Kiev
- Cover of folio edition, 1979
- Designers: Joseph Angiolillo
- Illustrators: Redmond A. Simonsen
- Publishers: Simulations Publications Inc.
- Publication: 1979
- Genres: World War II

= Kiev: The Battle of Encirclement, 1941 =

1979 WWII board wargame

Kiev: The Encirclement, 1941 is a board wargame published by Simulations Publications, Inc. (SPI) in 1979 that simulates the Battle of Kiev during World War II. The game originally appeared in the "quadrigame" collection Four Battles of Army Group South, but was also released as an individual "folio game."

==Background==
In June 1941, Germany unexpectedly launched Operation Barbarossa, a surprise attack against the Soviet Union. In Ukraine, the German Army Group South overwhelmed the Soviet Southwestern Front and quickly threatened to encircle it.

==Description==
Kiev is a two-player wargame in which one player controls German forces while the other player controls Soviet forces.

===Components===
Kiev includes:
- a 22" x 17" paper hex grid map
- 200 double-sided die-cut counters
- two copies of the 8-page rulebook "Rules common to all four games in the Army Group South box"
- a 4-page rulebook with rules unique to Kiev
- a booklet of historical background

===Gameplay===
The rules system is based on the Eastern Front wargame Panzergruppe Guderian published by SPI in 1976. This uses an alternating system of player turns in which the Soviet player moves their units first, then conducts attacks. The German player moves, attacks, then moves their mechanized forces a second time. During either movement phase the German player may conduct overruns (attacks at half strength, using only units which began the turn in the same hex.)

==Publication history==
In 1975, SPI published Blue & Gray, their first "quadrigame" — a game box containing four thematically-linked wargames that uses the same basic set of rules. The new game immediately rose to #1 on SPI's Top Ten Bestseller list the month it was released. Over the next four years, SPI published 15 more quadrigames, the final one being Army Group South, released in 1979 with graphic design by Redmond A. Simonsen. The game garnered a fair amount of attention, and appeared on SPI's Top Ten Bestseller List for eight months. One of the games in Army Group South was Kiev, designed by Joseph Angiolillo, which was also released as an individual game packaged in a cardstock folio.

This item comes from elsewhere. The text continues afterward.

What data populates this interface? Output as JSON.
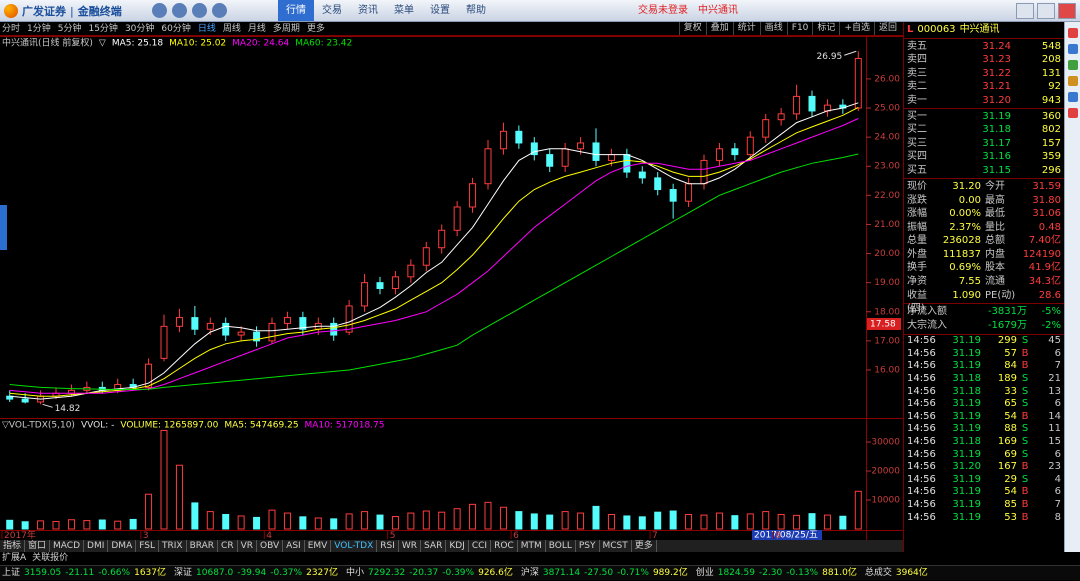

In 1997, Decision Games republished Kiev packaged with another game from the Army Group South box titled Kiev & Rostov: Battles of Army Group South, 1941 as a free pull-out game in Issue 188 of Strategy & Tactics. In 2002, Kiev was republished as a Japanese version by Sunset Games (サンセットゲ) .

==Reception==
In Issue 23 of the British wargaming magazine Phoenix, Paul King liked the game but found it too constrained by the small map, writing, "What I would like to see is a bigger game." King called Kiev "A pleasant game, and a good introduction to the game system ... Perhaps the only criticism of Kiev is the map — everything is a shade of blue and concentrating on it for a long time is the best way to a headache."

Steve List wrote in Issue 50 of Moves that the game was "not in the least outstanding, and what merit [it has] is detracted from by the lousy production job. The artwork is fine, but the rules stink; both general and exclusive rules have too many nontrivial errors to be acceptable." List concluded by giving Kiev a grade of C, noting, "The general result is to allow the Germans to bag an enormous enemy force as they did historically."